A young mother with a secret and her toddler daughter escape a controlling husband for a dingy Maine motel in the latest novel by acclaimed author Lydia Millet.
I've been a fan of Lydia Millet's for a while now, starting when I read her wonderful novel Magnificence. That was the third in a trilogy, and reading the first two novels in that series really locked her in for me as a new favorite writer. Here was someone who reminded me of a pre-dystopia Margaret Atwood, who wrote about peoples' lives with devastating insight and clarity and mixed the political into her very personal stories about growing up, marriage and everyday life, pushing past the domestic and into the sublime.

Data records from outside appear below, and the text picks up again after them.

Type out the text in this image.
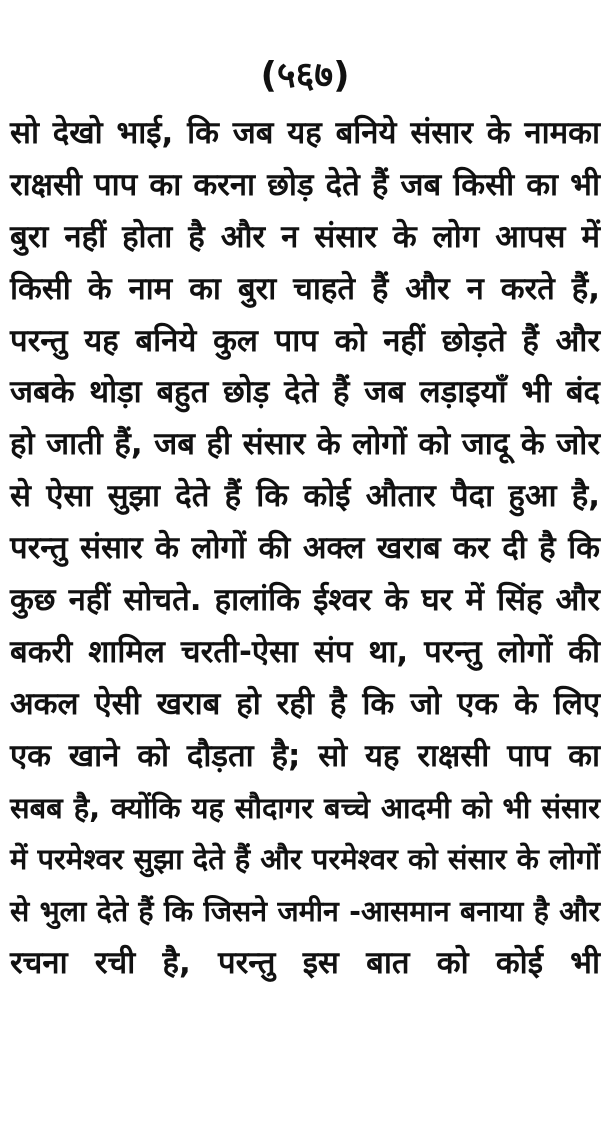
(५६७)
सो देखो भाई, कि जब यह बनिये संसार के नामका
राक्षसी पाप का करना छोड़ देते हैं जब किसी का भी
बुरा नहीं होता है और न संसार के लोग आपस में
किसी के नाम का बुरा चाहते हैं और न करते हैं,
परन्तु यह बनिये कुल पाप को नहीं छोड़ते हैं और
जबके थोड़ा बहुत छोड़ देते हैं जब लड़ाइयाँ भी बंद
हो जाती हैं, जब ही संसार के लोगों को जादू के जोर
से ऐसा सुझा देते हैं कि कोई औतार पैदा हुआ है,
परन्तु संसार के लोगों की अक्ल खराब कर दी है कि
कुछ नहीं सोचते. हालांकि ईश्वर के घर में सिंह और
बकरी शामिल चरती-ऐसा संप था, परन्तु लोगों की
अकल ऐसी खराब हो रही है कि जो एक के लिए
एक खाने को दौड़ता है; सो यह राक्षसी पाप का
सबब है, क्योंकि यह सौदागर बच्चे आदमी को भी संसार
में परमेश्वर सुझा देते हैं और परमेश्वर को संसार के लोगों
से भुला देते हैं कि जिसने जमीन -आसमान बनाया है और
रचना रची है, परन्तु इस बात को कोई भी
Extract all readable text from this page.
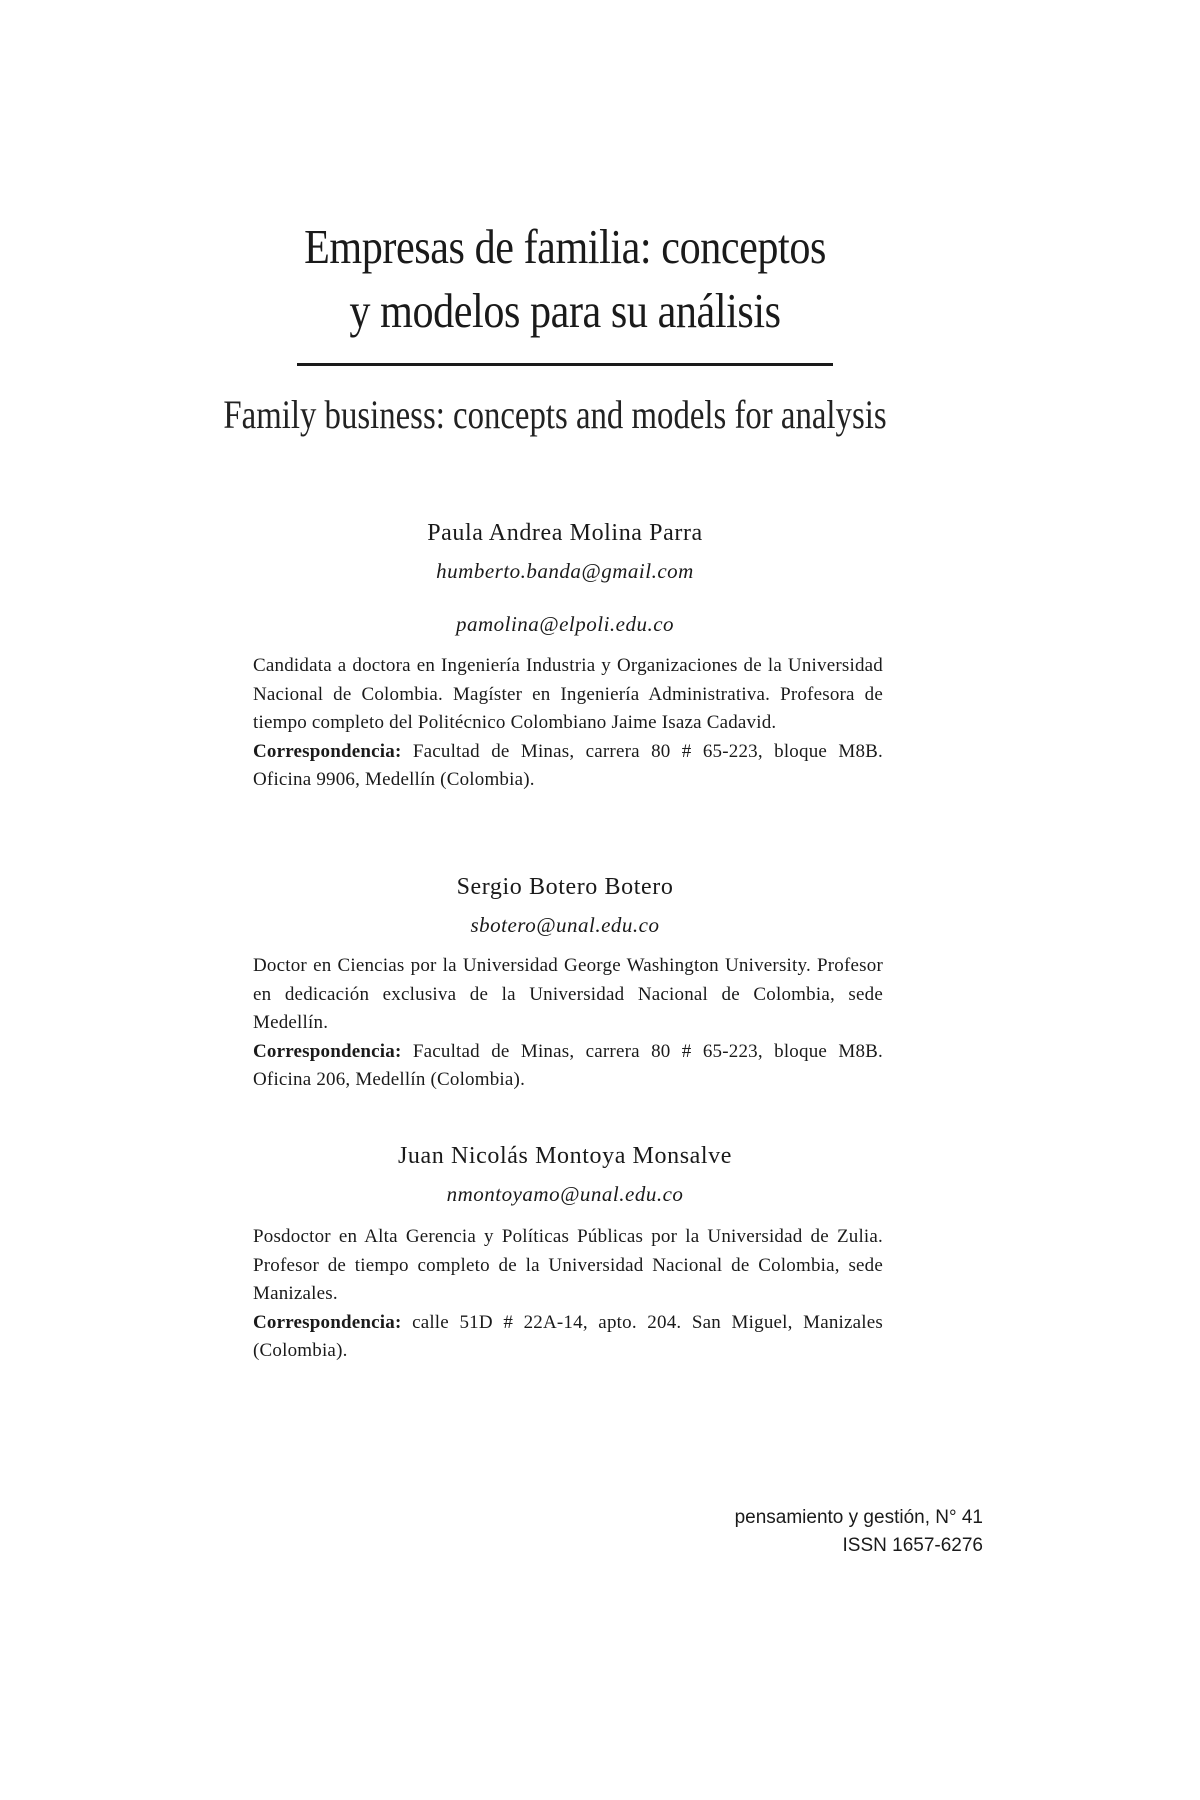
Empresas de familia: conceptos
y modelos para su análisis
Family business: concepts and models for analysis
Paula Andrea Molina Parra
humberto.banda@gmail.com
pamolina@elpoli.edu.co

Candidata a doctora en Ingeniería Industria y Organizaciones de la Universidad Nacional de Colombia. Magíster en Ingeniería Administrativa. Profesora de tiempo completo del Politécnico Colombiano Jaime Isaza Cadavid.

Correspondencia: Facultad de Minas, carrera 80 # 65-223, bloque M8B. Oficina 9906, Medellín (Colombia).

Sergio Botero Botero
sbotero@unal.edu.co

Doctor en Ciencias por la Universidad George Washington University. Profesor en dedicación exclusiva de la Universidad Nacional de Colombia, sede Medellín.

Correspondencia: Facultad de Minas, carrera 80 # 65-223, bloque M8B. Oficina 206, Medellín (Colombia).

Juan Nicolás Montoya Monsalve
nmontoyamo@unal.edu.co

Posdoctor en Alta Gerencia y Políticas Públicas por la Universidad de Zulia. Profesor de tiempo completo de la Universidad Nacional de Colombia, sede Manizales.

Correspondencia: calle 51D # 22A-14, apto. 204. San Miguel, Manizales (Colombia).

pensamiento y gestión, N° 41
ISSN 1657-6276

In her latest novel, she tells the story of a married woman named Anna who has taken her young daughter Lena and run away from her husband, a budding and controlling politician. They are hiding out at a motel in Maine as Anna tells their story through journal entries and flashbacks. But Anna and Lena have a secret; when Lena was a baby, Anna (and maybe her husband too) heard voices. These weren't voices in their head; these were like radio broadcasts or transmissions and included music, recognizable passages from literature, and more. The voices always seemed tied to whatever Lena was doing and once she started to talk the voices stopped. But in a way they have continued to haunt Anna in their new life at the motel.
What starts as a quiet narrative picks up steam when Anna's husband catches up with them and kidnaps Lena. From here the book takes a turn into thriller territory but we never quite leave the supernatural behind.
I welcomed the change of pace since the book did start off slow for me. I hung in because I trust Millet to deliver, and she did. That said, Sweet Lamb of Heaven isn't going to be for every reader. It reminds me a lot of Curtis Sittenfeld's 2013 novel Sisterland (read my review here), about two sisters, adultery, sibling rivalry and psychic phenomena. That one was a rewarding read that was also a tough sell and I'd save recommending Sweet Lamb for the reader who isn't afraid of domestic fiction with an edge. I liked it a lot; I always admire Millet's work for the way she portrays the quiet of everyday life as well as the undercurrent of our inner lives.
FTC Disclosure: I did not receive this book for review.